La pièce, sombre et sans fenêtre, respirait autant la sorcellerie qu’il était possible et disposait de trois issues supplémentaires. L’unique clarté provenait d’un brasero installé tout au fond, les braises ardentes émettaient une lueur rougeâtre vaporeuse et un écœurant relent douceâtre. Des pots et des bocaux étaient éparpillés dans la pièce, des fagots de brindilles, d’herbes et de fleurs séchées se balançaient aux poutres graisseuses, jetant des ombres étranges dans les coins, évoquant des silhouettes de pendus.
Une femme, de dos, se tenait devant le brasero. Ses longs bras blancs gainés d’une pellicule de sueur luisante étaient grands ouverts. De l’or étincelait à ses poignets minces, ses cheveux noirs étaient répandus sur ses épaules. Le Renifleur n’avait pas besoin de pénétrer le sens des mots qu’elle psalmodiait pour comprendre qu’elle s’appliquait à une tâche malfaisante.
Le Sinistre montra son arc, haussant un sourcil interrogateur. Renifleur secoua la tête et sortit son couteau en silence. Il n’était pas évident de la tuer sur le coup d’une flèche et qui sait comment elle pourrait réagir, une fois blessée ? Une longueur d’acier froid dans la gorge ne laissait aucune place à la chance.
Ils se faufilèrent silencieusement dans la pièce. L’atmosphère chaude était aussi épaisse que de l’eau des marais. Renifleur avançait en tâchant de retenir sa respiration, convaincu que cette odeur répugnante ne pourrait que l’asphyxier. Il ne savait pas si c’était lui ou la pièce qui transpirait, en tout cas, sa peau se recouvrit d’humidité en un rien de temps. Il progressait avec prudence, s’efforçant d’éviter les rebuts qui jonchaient le sol, boîtes, bouteilles, ballots divers. Il ajusta la prise de sa main moite autour de la poignée de son arme, les yeux fixés sur un point situé entre les épaules de la sorcière, l’endroit où il s’apprêtait à frapper…

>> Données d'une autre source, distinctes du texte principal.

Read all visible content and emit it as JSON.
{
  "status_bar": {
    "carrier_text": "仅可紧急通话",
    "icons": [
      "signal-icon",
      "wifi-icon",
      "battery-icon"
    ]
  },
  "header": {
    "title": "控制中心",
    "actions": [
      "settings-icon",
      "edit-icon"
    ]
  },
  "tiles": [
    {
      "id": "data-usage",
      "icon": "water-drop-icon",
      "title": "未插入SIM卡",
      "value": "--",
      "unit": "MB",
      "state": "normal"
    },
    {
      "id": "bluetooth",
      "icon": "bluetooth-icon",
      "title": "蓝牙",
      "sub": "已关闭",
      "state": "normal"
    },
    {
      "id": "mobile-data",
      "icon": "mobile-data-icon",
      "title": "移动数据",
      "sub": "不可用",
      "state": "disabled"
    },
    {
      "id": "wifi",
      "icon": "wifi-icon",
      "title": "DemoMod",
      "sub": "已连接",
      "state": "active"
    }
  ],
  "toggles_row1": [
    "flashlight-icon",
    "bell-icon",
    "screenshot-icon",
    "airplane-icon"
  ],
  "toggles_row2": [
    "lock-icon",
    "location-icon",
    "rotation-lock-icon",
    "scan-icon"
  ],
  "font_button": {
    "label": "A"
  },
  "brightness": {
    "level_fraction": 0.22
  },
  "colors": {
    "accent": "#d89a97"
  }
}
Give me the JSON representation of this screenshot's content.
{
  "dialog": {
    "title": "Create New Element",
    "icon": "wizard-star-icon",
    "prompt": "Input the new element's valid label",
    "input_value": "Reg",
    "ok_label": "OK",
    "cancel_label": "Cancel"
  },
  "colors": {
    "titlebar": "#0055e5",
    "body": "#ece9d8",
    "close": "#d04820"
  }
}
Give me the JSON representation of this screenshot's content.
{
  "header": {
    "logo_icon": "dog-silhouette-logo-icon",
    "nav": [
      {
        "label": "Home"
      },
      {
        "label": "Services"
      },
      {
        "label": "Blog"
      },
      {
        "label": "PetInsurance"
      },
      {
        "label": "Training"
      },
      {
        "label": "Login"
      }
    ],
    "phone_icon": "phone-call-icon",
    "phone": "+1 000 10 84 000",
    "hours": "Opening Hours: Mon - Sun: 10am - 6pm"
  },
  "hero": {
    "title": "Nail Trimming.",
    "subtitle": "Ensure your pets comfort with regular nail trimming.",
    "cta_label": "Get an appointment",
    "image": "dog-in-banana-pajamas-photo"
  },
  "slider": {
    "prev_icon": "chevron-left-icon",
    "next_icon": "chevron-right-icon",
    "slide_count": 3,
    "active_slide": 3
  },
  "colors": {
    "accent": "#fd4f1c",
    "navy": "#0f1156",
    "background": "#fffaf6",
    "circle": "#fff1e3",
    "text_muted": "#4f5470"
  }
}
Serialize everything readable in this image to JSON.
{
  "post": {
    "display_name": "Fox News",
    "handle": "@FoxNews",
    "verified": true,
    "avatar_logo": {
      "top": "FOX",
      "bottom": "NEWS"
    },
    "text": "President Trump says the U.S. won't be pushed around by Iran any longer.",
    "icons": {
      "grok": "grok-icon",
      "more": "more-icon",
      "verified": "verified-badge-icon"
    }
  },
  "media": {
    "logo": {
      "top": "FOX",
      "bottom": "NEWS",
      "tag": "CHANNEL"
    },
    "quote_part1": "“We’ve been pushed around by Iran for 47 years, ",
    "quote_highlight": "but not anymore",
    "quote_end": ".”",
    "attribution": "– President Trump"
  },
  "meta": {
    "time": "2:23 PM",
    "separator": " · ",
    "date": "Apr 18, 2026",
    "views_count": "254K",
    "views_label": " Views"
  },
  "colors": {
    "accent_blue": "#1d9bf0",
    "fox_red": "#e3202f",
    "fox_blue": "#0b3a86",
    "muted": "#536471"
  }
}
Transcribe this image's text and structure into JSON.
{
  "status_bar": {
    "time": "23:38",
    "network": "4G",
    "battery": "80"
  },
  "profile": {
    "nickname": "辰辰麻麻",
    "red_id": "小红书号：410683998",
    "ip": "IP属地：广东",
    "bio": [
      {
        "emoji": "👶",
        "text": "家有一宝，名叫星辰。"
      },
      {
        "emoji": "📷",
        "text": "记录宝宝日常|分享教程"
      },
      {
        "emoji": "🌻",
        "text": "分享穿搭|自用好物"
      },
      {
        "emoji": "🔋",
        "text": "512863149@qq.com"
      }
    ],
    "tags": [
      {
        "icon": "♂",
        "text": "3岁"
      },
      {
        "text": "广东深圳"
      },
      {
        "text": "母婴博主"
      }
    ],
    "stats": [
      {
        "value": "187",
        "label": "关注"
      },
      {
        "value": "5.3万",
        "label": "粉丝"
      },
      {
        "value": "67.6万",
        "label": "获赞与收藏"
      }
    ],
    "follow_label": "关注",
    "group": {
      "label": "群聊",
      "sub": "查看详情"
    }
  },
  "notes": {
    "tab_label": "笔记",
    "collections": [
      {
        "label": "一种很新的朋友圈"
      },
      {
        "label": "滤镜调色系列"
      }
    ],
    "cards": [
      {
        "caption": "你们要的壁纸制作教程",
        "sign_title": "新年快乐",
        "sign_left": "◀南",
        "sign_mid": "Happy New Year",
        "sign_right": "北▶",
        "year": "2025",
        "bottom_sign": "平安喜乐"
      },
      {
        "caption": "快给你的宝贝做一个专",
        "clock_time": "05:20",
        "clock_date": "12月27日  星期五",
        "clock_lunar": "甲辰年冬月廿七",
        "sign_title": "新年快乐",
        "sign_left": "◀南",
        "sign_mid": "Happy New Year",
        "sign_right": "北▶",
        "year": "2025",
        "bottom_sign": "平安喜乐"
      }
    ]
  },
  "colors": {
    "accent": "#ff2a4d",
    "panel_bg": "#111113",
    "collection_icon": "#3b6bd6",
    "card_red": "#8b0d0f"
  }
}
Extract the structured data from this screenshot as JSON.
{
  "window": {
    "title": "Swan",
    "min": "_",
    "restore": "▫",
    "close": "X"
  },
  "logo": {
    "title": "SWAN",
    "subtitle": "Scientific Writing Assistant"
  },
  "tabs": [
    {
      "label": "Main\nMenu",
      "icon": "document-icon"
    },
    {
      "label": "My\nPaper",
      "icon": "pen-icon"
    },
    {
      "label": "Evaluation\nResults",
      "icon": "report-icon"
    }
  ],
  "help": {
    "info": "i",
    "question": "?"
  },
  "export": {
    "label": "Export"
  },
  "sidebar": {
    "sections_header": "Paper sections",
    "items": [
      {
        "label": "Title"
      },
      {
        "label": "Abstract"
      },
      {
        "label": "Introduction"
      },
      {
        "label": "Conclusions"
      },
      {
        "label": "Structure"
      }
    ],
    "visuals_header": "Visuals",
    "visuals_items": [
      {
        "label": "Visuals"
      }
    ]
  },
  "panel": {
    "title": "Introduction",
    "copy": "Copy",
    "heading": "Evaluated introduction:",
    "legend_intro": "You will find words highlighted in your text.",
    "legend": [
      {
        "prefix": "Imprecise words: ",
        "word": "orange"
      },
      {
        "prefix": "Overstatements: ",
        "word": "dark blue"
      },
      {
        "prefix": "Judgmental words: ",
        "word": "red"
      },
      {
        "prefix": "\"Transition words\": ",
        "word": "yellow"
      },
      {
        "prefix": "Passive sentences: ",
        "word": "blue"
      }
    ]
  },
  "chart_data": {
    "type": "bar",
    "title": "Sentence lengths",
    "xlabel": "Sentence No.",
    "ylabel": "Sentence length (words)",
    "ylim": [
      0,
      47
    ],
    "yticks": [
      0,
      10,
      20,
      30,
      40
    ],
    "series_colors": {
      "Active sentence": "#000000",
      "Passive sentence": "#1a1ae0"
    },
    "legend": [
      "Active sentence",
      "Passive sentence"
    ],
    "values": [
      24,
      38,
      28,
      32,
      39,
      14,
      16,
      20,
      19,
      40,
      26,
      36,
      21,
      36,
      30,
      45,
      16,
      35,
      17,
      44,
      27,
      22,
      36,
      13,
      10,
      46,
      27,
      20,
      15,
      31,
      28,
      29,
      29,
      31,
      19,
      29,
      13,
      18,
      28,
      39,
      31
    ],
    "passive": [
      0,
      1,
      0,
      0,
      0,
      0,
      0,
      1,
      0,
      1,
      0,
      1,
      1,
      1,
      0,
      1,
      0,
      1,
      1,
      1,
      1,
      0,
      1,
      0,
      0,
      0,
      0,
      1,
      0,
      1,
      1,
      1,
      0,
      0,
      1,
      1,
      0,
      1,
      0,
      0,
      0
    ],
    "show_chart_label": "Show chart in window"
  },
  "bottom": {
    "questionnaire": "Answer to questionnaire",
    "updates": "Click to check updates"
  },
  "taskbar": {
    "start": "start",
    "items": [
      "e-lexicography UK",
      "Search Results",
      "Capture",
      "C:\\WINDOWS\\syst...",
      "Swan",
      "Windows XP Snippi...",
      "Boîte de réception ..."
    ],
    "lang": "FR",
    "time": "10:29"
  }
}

Il heurta une jarre du pied, qui tomba à grand bruit. L’incantation s’arrêta net, la tête de la femme pivota. Elle avait un visage décharné, livide, aussi pâle que celui d’un noyé. Ses petits yeux étaient cernés de peinture noire, ses pupilles bleues, froides comme l’océan.
Le cercle était silencieux. Les hommes qui formaient le périmètre semblaient figés, leurs traits flasques étaient relâchés tout comme leurs boucliers. Les spectateurs, sur les remparts ou autour de l’arène, semblaient tous figés, aussi immobiles que des morts.
Malgré la folie furieuse de Neuf-Doigts, ses efforts frénétiques pour se dégager, le géant le tenait à sa merci. Les muscles noueux tressaillaient sous la peau bleue, la prise du Redoutable se resserrait, exprimant peu à peu la vie hors de lui. Le goût amer de l’impuissance et de la déception emplissait la bouche de West. Tout ce qu’il avait accompli, toutes ses souffrances, toutes ces existences perdues, pour rien. Bethod s’en sortirait libre.
Puis un grognement animal jaillit de la gorge de Neuf-Doigts. Le Redoutable le maintenait toujours aussi étroitement, mais son bras bleu tremblait sous l’effort. Comme si brusquement, il s’était affaibli et ne pouvait pas serrer plus fort. Le corps de West était tendu comme une corde d’arc. La courroie épaisse du bouclier entama sa paume. Ses mâchoires étaient si crispées qu’il en avait mal aux dents. La moindre fibre des deux combattants, étroitement entrelacés, était engagée dans cet affrontement immobile qui les figeait au centre du cercle.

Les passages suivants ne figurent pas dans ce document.